Het Zevende Kind(40)
Ook al had ze het geluid van de deurbel verwacht, het deed haar toch een beetje opschrikken.
‘Goeiedag!’ Een licht ironische toon, een vluchtige kus op de wang. Net als toen.
Hij had zijn eigen exemplaar van de krant meegebracht. In een kader op de voorpagina waar hij met rode viltstift een dikke cirkel omheen had getekend stond de kleine sensatie over de anonieme brief: Het blijft waarschijnlijk niet bij deze anonieme brief alleen, indien er een donker geheim achter dit mysterieuze verhaal ligt. Het ministerie van Nationale Zaken wil geen commentaar geven op de vraag of de brief ook naar minister van Nationale Zaken Ole Almind-Enevold gestuurd is – waar Fri Weekend aanwijzingen over heeft. Verschillende bronnen bevestigen dat Orla Berntsen in zijn eerste levensjaren gedurende een onbekende periode elders heeft verbleven, officieel omdat zijn moeder aan een depressie leed. Deze bronnen bevestigen dat zijn verblijfplaats kindertehuis Kongslund is geweest. De stafchef van de minister van Nationale Zaken wil niet ingaan op deze informatie.
‘Kun je uitzoeken wie...?’ Ze schonk koffie in, en de vraag bleef lang tussen hen in hangen.
‘Wie hun deze informatie heeft gegeven...?’ Hij tilde het zilveren suikerpotje naar zijn kopje. ‘Ja, dat kan ik wel... en ik ben er al mee bezig.’ Hij nam een stuk of zeven klontjes, net als vroeger. Magna telde de suikerklontjes met dezelfde afkeuring als wanneer ze kinderen van jonge moeders lolly’s zag kopen in de supermarkt.
Hij keek op en keek haar een hele poos aan. Ze voelde direct de pijn in haar onderrug, die normaal voor donder en bliksem waarschuwde en vroege herfststormen, en toen kwam de misselijkheid met zo’n kracht naar boven dat ze haar kopje neer moest zetten en achterover moest gaan zitten op de bank.
‘Kunnen we... op een of andere manier gevaar lopen?’ Haar vraag klonk vreemd kinderlijk.

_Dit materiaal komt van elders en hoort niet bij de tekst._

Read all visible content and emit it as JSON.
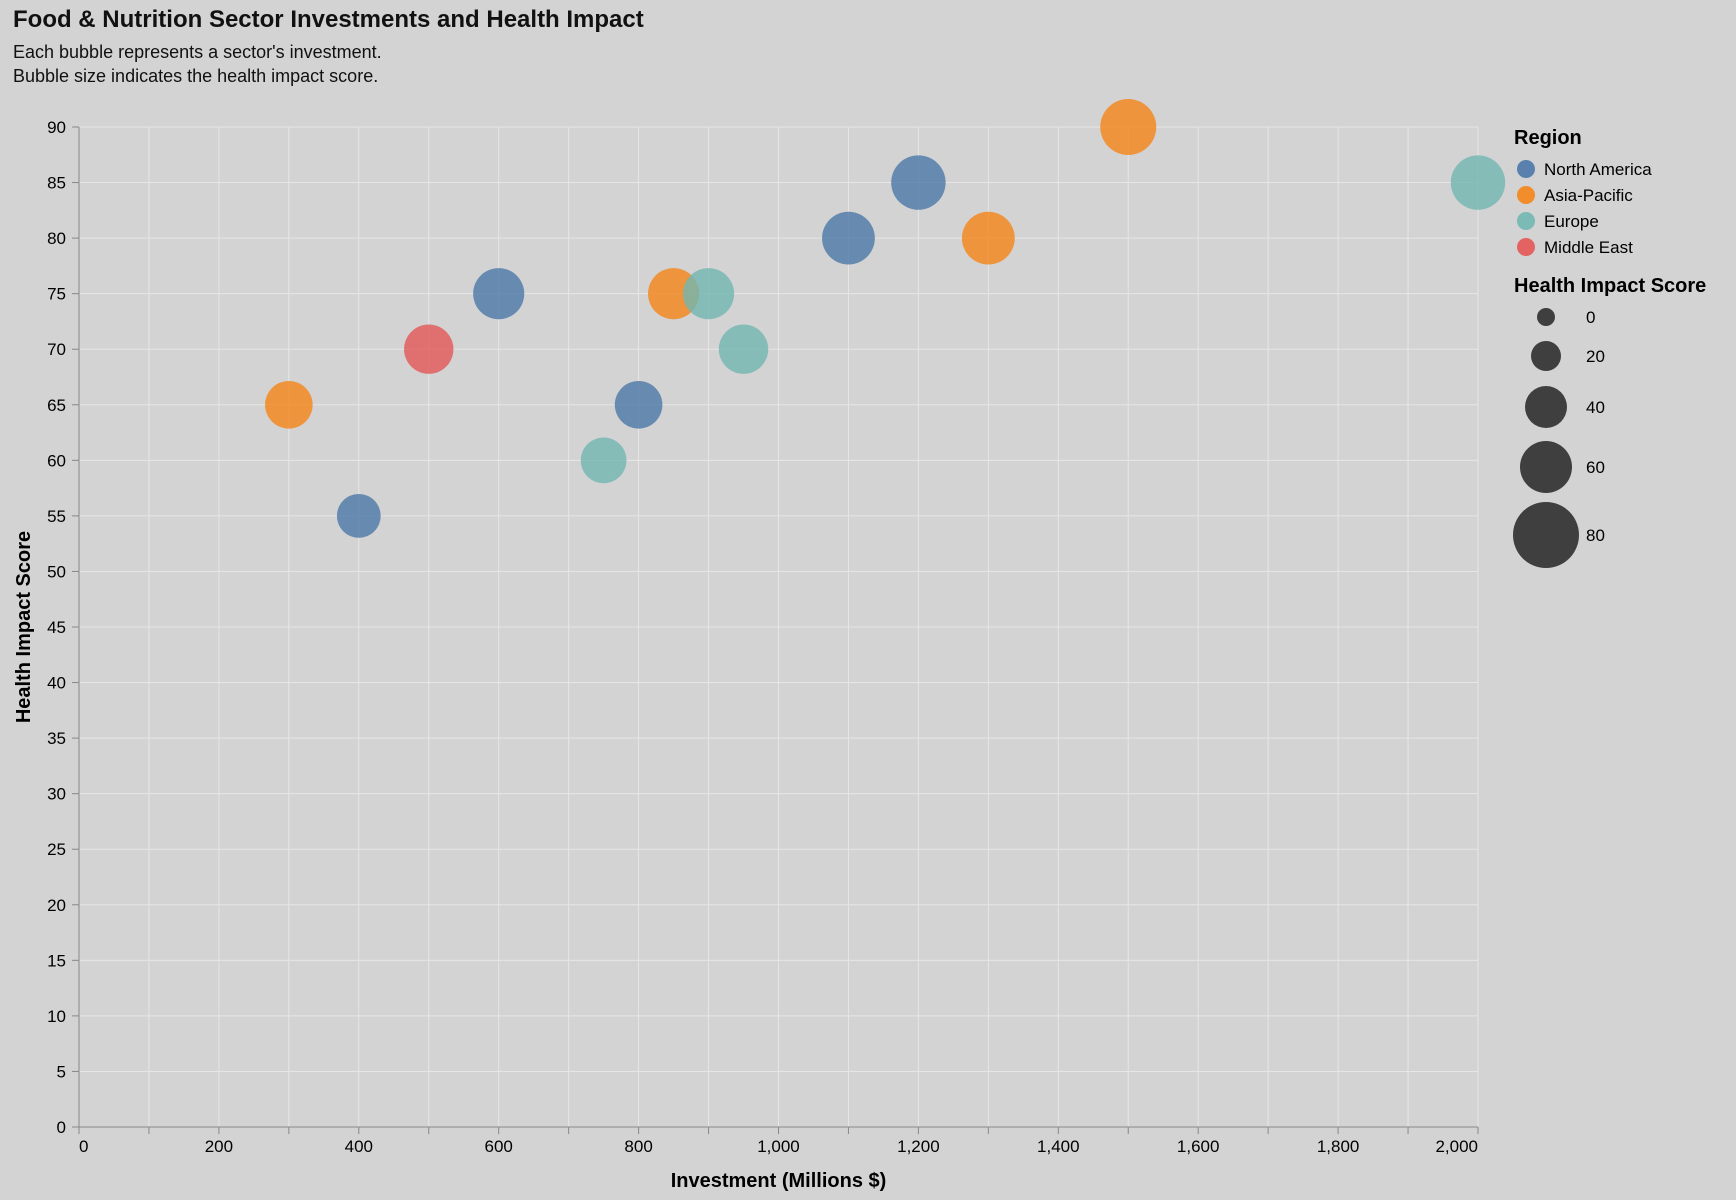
{
  "chart_data": {
    "type": "scatter",
    "title": "Food & Nutrition Sector Investments and Health Impact",
    "subtitle": [
      "Each bubble represents a sector's investment.",
      "Bubble size indicates the health impact score."
    ],
    "xlabel": "Investment (Millions $)",
    "ylabel": "Health Impact Score",
    "xlim": [
      0,
      2000
    ],
    "ylim": [
      0,
      90
    ],
    "x_ticks": [
      0,
      200,
      400,
      600,
      800,
      1000,
      1200,
      1400,
      1600,
      1800,
      2000
    ],
    "x_tick_labels": [
      "0",
      "200",
      "400",
      "600",
      "800",
      "1,000",
      "1,200",
      "1,400",
      "1,600",
      "1,800",
      "2,000"
    ],
    "y_ticks": [
      0,
      5,
      10,
      15,
      20,
      25,
      30,
      35,
      40,
      45,
      50,
      55,
      60,
      65,
      70,
      75,
      80,
      85,
      90
    ],
    "grid": true,
    "size_field": "Health Impact Score",
    "legend": {
      "placement": "right",
      "color_title": "Region",
      "size_title": "Health Impact Score",
      "size_values": [
        0,
        20,
        40,
        60,
        80
      ]
    },
    "series": [
      {
        "name": "North America",
        "color": "#4c78a8",
        "points": [
          {
            "x": 400,
            "y": 55
          },
          {
            "x": 600,
            "y": 75
          },
          {
            "x": 800,
            "y": 65
          },
          {
            "x": 1100,
            "y": 80
          },
          {
            "x": 1200,
            "y": 85
          }
        ]
      },
      {
        "name": "Asia-Pacific",
        "color": "#f58518",
        "points": [
          {
            "x": 300,
            "y": 65
          },
          {
            "x": 850,
            "y": 75
          },
          {
            "x": 1300,
            "y": 80
          },
          {
            "x": 1500,
            "y": 90
          }
        ]
      },
      {
        "name": "Europe",
        "color": "#72b7b2",
        "points": [
          {
            "x": 750,
            "y": 60
          },
          {
            "x": 900,
            "y": 75
          },
          {
            "x": 950,
            "y": 70
          },
          {
            "x": 2000,
            "y": 85
          }
        ]
      },
      {
        "name": "Middle East",
        "color": "#e45756",
        "points": [
          {
            "x": 500,
            "y": 70
          }
        ]
      }
    ]
  }
}
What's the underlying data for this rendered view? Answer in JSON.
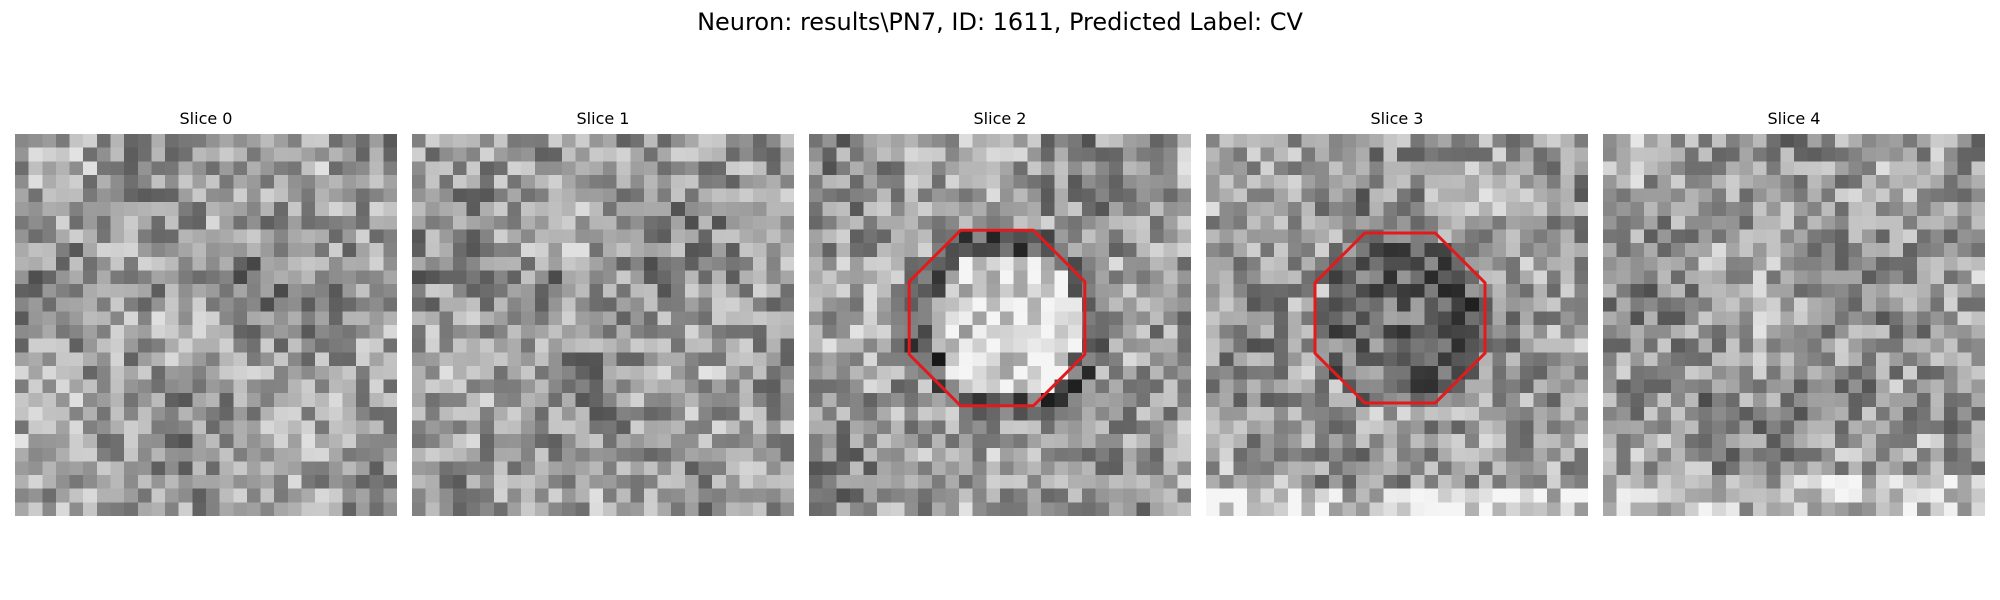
{
  "figure": {
    "title": "Neuron: results\\PN7, ID: 1611, Predicted Label: CV"
  },
  "colors": {
    "outline": "#e31a1c",
    "background": "#ffffff"
  },
  "image": {
    "grid": 28,
    "colormap": "gray"
  },
  "panels": [
    {
      "title": "Slice 0",
      "seed": 11,
      "outline": false,
      "center_tone": "none"
    },
    {
      "title": "Slice 1",
      "seed": 29,
      "outline": false,
      "center_tone": "none"
    },
    {
      "title": "Slice 2",
      "seed": 47,
      "outline": true,
      "center_tone": "bright"
    },
    {
      "title": "Slice 3",
      "seed": 83,
      "outline": true,
      "center_tone": "dark"
    },
    {
      "title": "Slice 4",
      "seed": 101,
      "outline": false,
      "center_tone": "none"
    }
  ]
}
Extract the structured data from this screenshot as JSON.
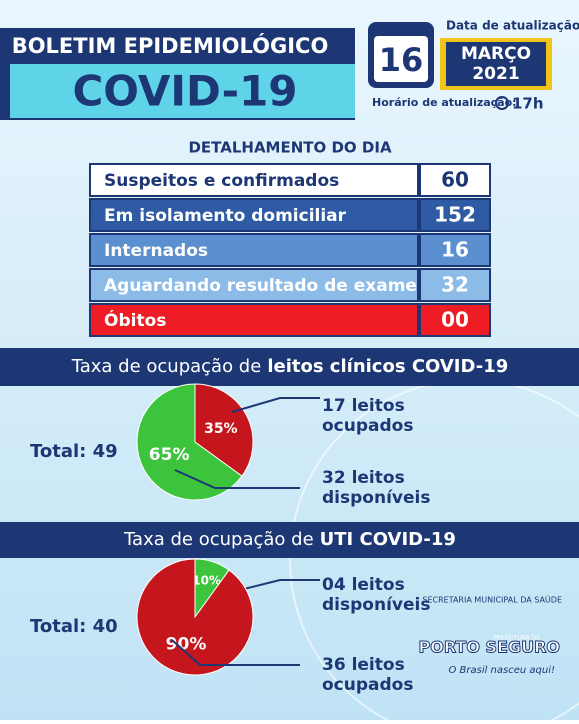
{
  "header": {
    "title": "BOLETIM EPIDEMIOLÓGICO",
    "subtitle": "COVID-19",
    "date_label": "Data de atualização:",
    "day": "16",
    "month": "MARÇO",
    "year": "2021",
    "time_label": "Horário de atualização:",
    "time": "17h"
  },
  "table": {
    "title": "DETALHAMENTO DO DIA",
    "rows": [
      [
        "Suspeitos e confirmados",
        "60"
      ],
      [
        "Em isolamento domiciliar",
        "152"
      ],
      [
        "Internados",
        "16"
      ],
      [
        "Aguardando resultado de exame",
        "32"
      ],
      [
        "Óbitos",
        "00"
      ]
    ]
  },
  "chart_data": [
    {
      "type": "pie",
      "title": "Taxa de ocupação de",
      "title_bold": "leitos clínicos COVID-19",
      "total": "Total: 49",
      "categories": [
        "17 leitos ocupados",
        "32 leitos disponíveis"
      ],
      "values": [
        35,
        65
      ],
      "value_labels": [
        "35%",
        "65%"
      ],
      "colors": [
        "#c4161c",
        "#3cc43c"
      ]
    },
    {
      "type": "pie",
      "title": "Taxa de ocupação de",
      "title_bold": "UTI COVID-19",
      "total": "Total: 40",
      "categories": [
        "04 leitos disponíveis",
        "36 leitos ocupados"
      ],
      "values": [
        10,
        90
      ],
      "value_labels": [
        "10%",
        "90%"
      ],
      "colors": [
        "#3cc43c",
        "#c4161c"
      ]
    }
  ],
  "logo": {
    "secretaria": "SECRETARIA MUNICIPAL DA SAÚDE",
    "prefeitura": "PREFEITURA DE",
    "name": "PORTO SEGURO",
    "slogan": "O Brasil nasceu aqui!"
  }
}
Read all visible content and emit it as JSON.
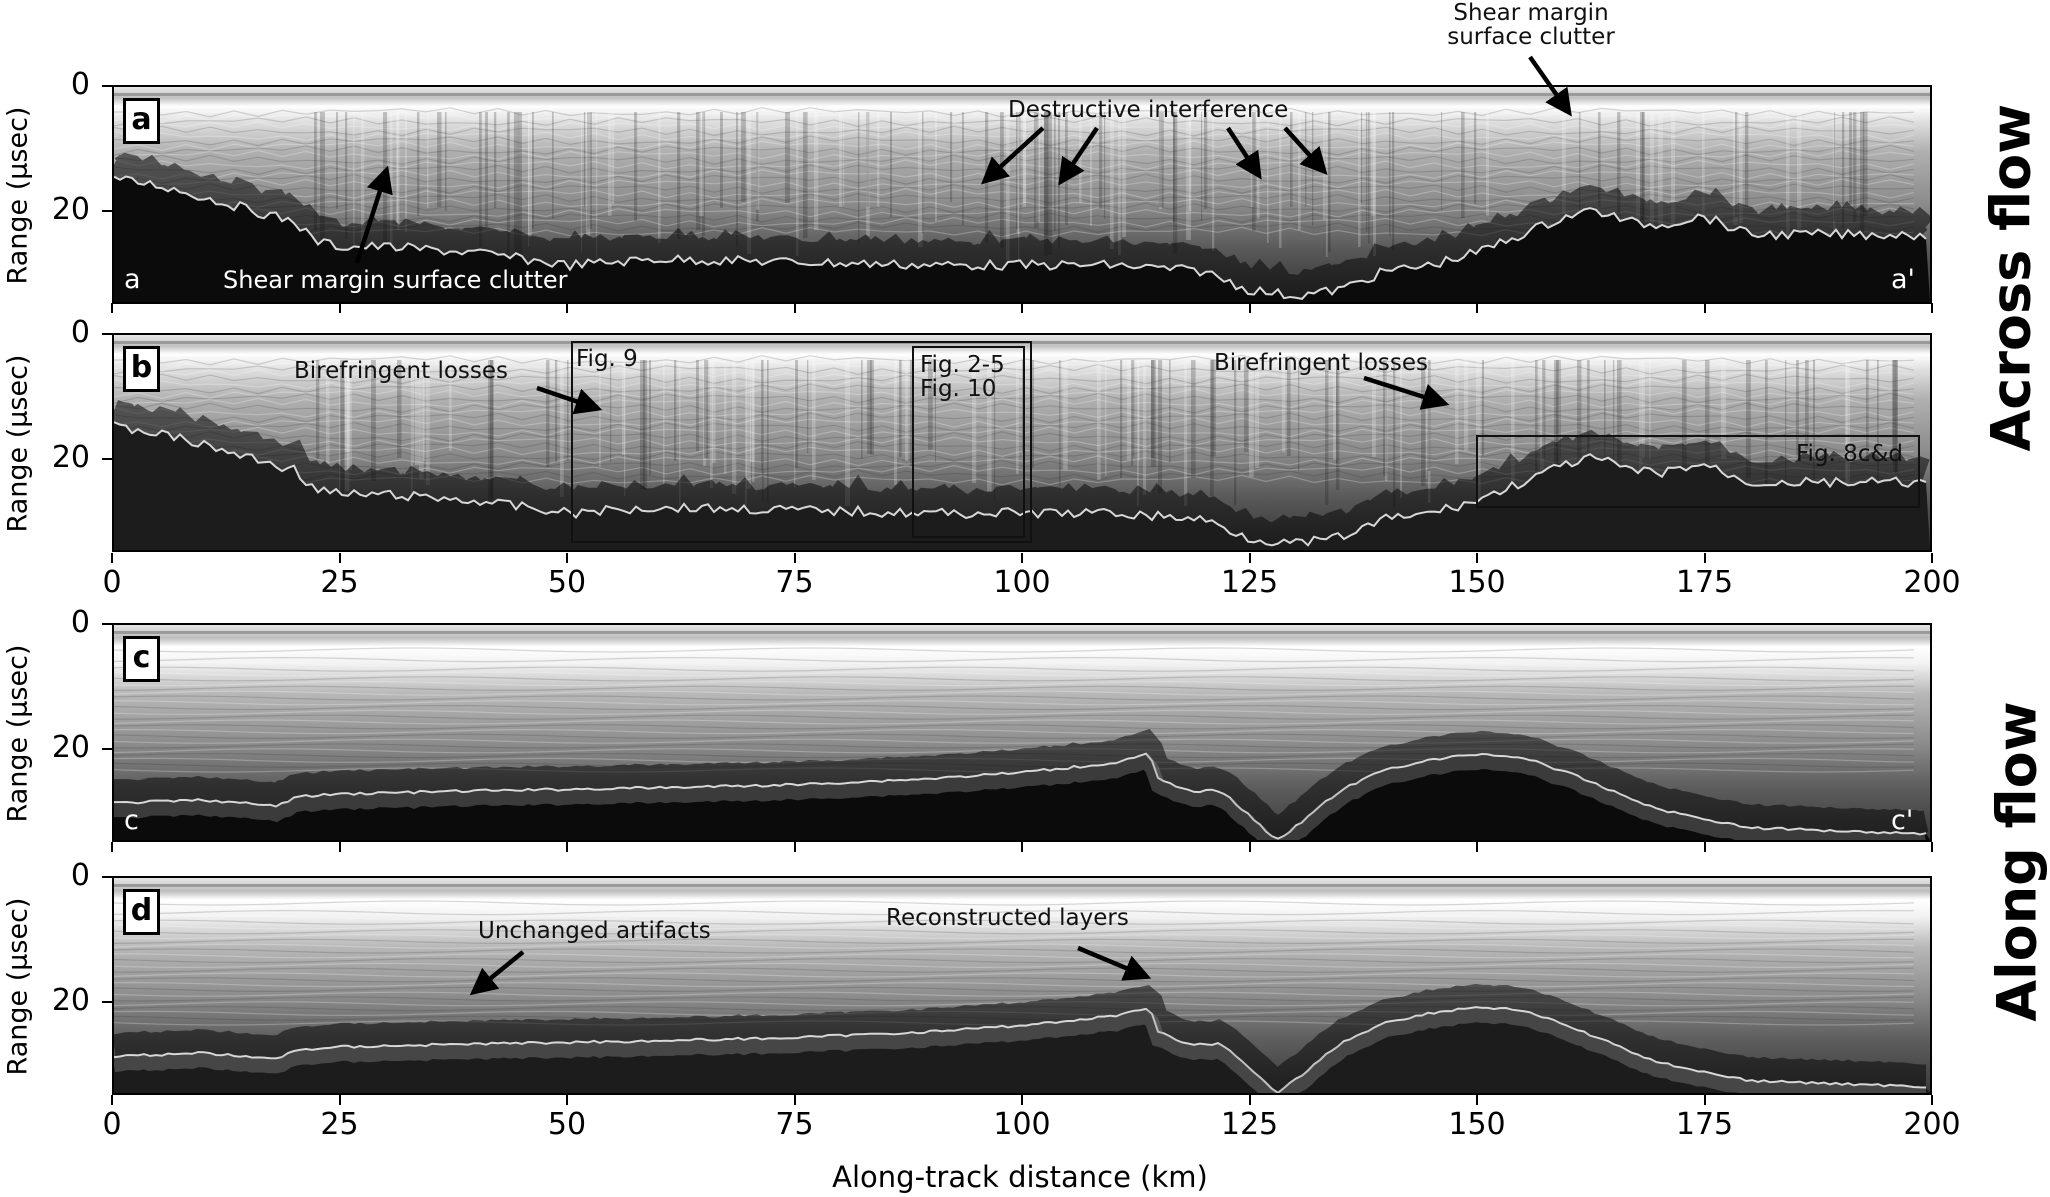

‘Natuurlijk kan dat,’ zei hij. ‘Er is ergens iemand... die iets ontdekt heeft – en onze vriend is natuurlijk razend. En bang.’ Hij leek bijna tevreden – al was dat natuurlijk absurd – en roerde geluidloos met het kleine, zilveren theelepeltje in het kopje. Hij was met de jaren breder geworden en het donkere, krullende haar was grijs geworden. Hij had zijn jas op het krantenartikel gelegd, alsof hij er niet aan herinnerd wilde worden, en was verder gekleed zoals dat hoorde voor een voormalig adjunct-hoofdcommissaris van de politie – in een donkerblauwe broek, lichtblauw overhemd en blauw geruite das. Nu stond er adviseur op zijn visitekaartje: Carl Malle, senior adviseur, gespecialiseerd in veiligheid en bescherming.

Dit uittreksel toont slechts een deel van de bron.